Arena Phase 1 includes six media validation assertions that validate media content in assistant responses:

image_format - Validates image format/MIME type

assertions:
- type: image_format
params:
formats:
- png
- jpeg
- webp

image_dimensions - Validates image dimensions (width/height)

assertions:
- type: image_dimensions
params:
width: 1920 # Exact width
height: 1080 # Exact height
min_width: 1280 # Minimum width
max_width: 3840 # Maximum width
min_height: 720 # Minimum height
max_height: 2160 # Maximum height

audio_format - Validates audio format/MIME type

assertions:
- type: audio_format
params:
formats:
- mp3
- wav
- ogg

audio_duration - Validates audio duration in seconds

assertions:
- type: audio_duration
params:
min_seconds: 10 # Minimum duration
max_seconds: 60 # Maximum duration

video_resolution - Validates video resolution

assertions:
- type: video_resolution
params:
presets: # Use named presets
- 720p
- 1080p
- 4k
# Or use explicit dimensions
min_width: 1280
min_height: 720

video_duration - Validates video duration in seconds

assertions:
- type: video_duration
params:
min_seconds: 30
max_seconds: 120

Supported resolution presets: 480p, sd, 720p, hd, 1080p, fhd, full_hd, 1440p, 2k, qhd, 2160p, 4k, uhd, 4320p, 8k

Default limits:

  • HTTP downloads: 50MB maximum
  • Timeout: 30 seconds for HTTP requests

These can be configured in the Arena engine settings.
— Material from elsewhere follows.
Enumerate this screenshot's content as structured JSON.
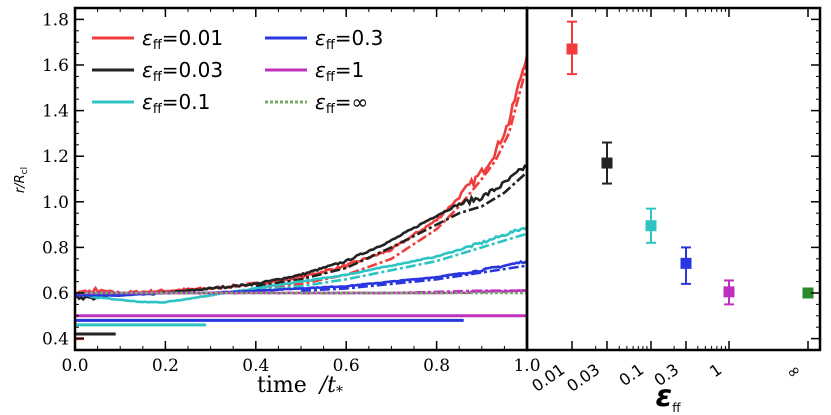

The MockProvider now supports returning multimodal content in responses, enabling realistic testing of media validators without requiring actual LLM API calls. This is particularly useful for:

  • Fast, deterministic testing in CI/CD pipelines
  • Testing without API costs
  • Offline development
  • Testing edge cases with specific media configurations

Mock responses can include multimodal content parts in providers/mock-responses.yaml:

scenarios:
image-analysis-local:
turns:
1:
text: "I can see a test image."
parts:
- type: text
text: "I can see a test image with simple geometric shapes."
- type: image
image_url:
url: "mock://test-shapes.png"
metadata:
format: "PNG"
width: 800
height: 600
size: 51200

Text Parts:

- type: text
text: "Your text content here"

Image Parts:

- type: image
image_url:
url: "mock://test-image.png" # or https://, data:, file path
detail: "high" # optional: low, high, auto
metadata:
format: "PNG"
width: 1920
height: 1080

Audio Parts:

- type: audio
audio_url:
url: "mock://test-audio.mp3"
metadata:
format: "MP3"
duration_seconds: 30
channels: 2

Video Parts:

- type: video
video_url:
url: "mock://test-video.mp4"
metadata:
format: "MP4"
width: 1920
height: 1080
duration_seconds: 60
fps: 30
  • mock://: Mock URLs for test fixtures (e.g., mock://test-image.png)
  • https:// / http://: External URLs (e.g., https://picsum.photos/200)
  • data:: Inline base64-encoded data
  • file paths: Local file paths

Text-only responses continue to work:

scenarios:
simple-text:
turns:
1: "Simple text response" # Old format
2:
text: "New format without parts" # Also works

See providers/mock-responses.yaml for complete examples.